The sense of outcry was felt also among millions of ordinary citizens, from coast to coast, and across the heartland. Polls show a majority of Americans, perhaps 61 per cent according to the most recent polling, support abortion, but women in more than 30 states, many of them in the South, will now struggle to find access to such procedures.
In Mississippi, the lone clinic that provided abortions, Jackson Women’s Health Organization, better known as the Pink House, will be shifting operations to New Mexico, almost 1,000 miles away. Indeed, abortion bans in Kentucky, Louisiana and South Dakota went into effect immediately after the decision.

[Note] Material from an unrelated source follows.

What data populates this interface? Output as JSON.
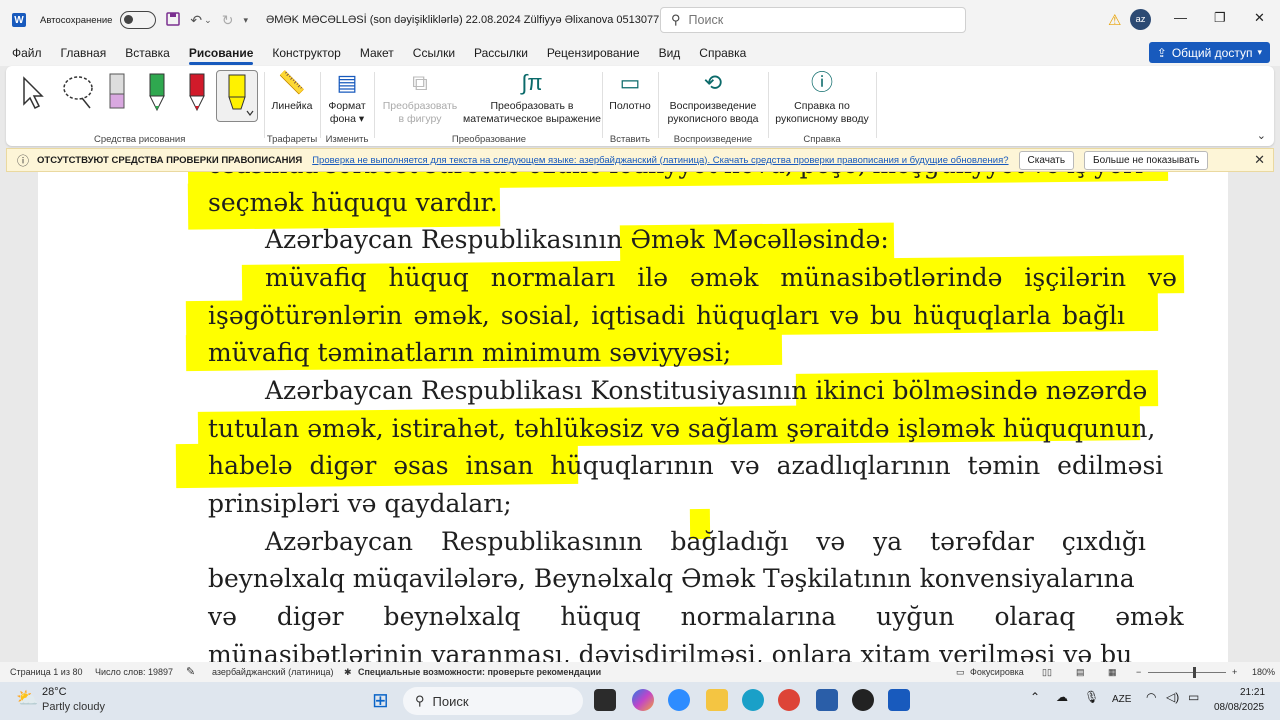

The writer and columnist Christy Stoop, a reporter with Religion Dispatches, said: “Roe being overturned is the worst sort of ‘I told you so’ moment. There was never a real question of why white evangelicals embraced Trump. He did what they wanted.”
She added: “Will the press start treating the Christian right like a serious threat to democracy and human rights now?”
Roe v Wade overturned: Pro-life and pro-choice groups gather outside Supreme Court
Caroline Kitchener, a writer for the Washington Post who covers abortion, said patients in Texas will have to drive an average of 542 miles to reach the nearest abortion clinic, based on data from the Guttmacher Institute
She said: “For patients in Louisiana, the one-way trip will be 666 miles. In Mississippi, 495 miles.”
Vinay Kumaran, a transplant surgeon in Richmond, Virginia said America was “marching confidently into the past”.
Robin Marty, communications director for the West Alabama Women’s Centre and a freelance reporter and the author of the book Handbook for a Post-Roe America, said people were already making plans to raise money to send women out of state. Alabama is one of dozens of states where abortion is now illegal.
“We are making a pool to send our currently booked patients out of state. If you want to cover expenses, please hit this,” she wrote.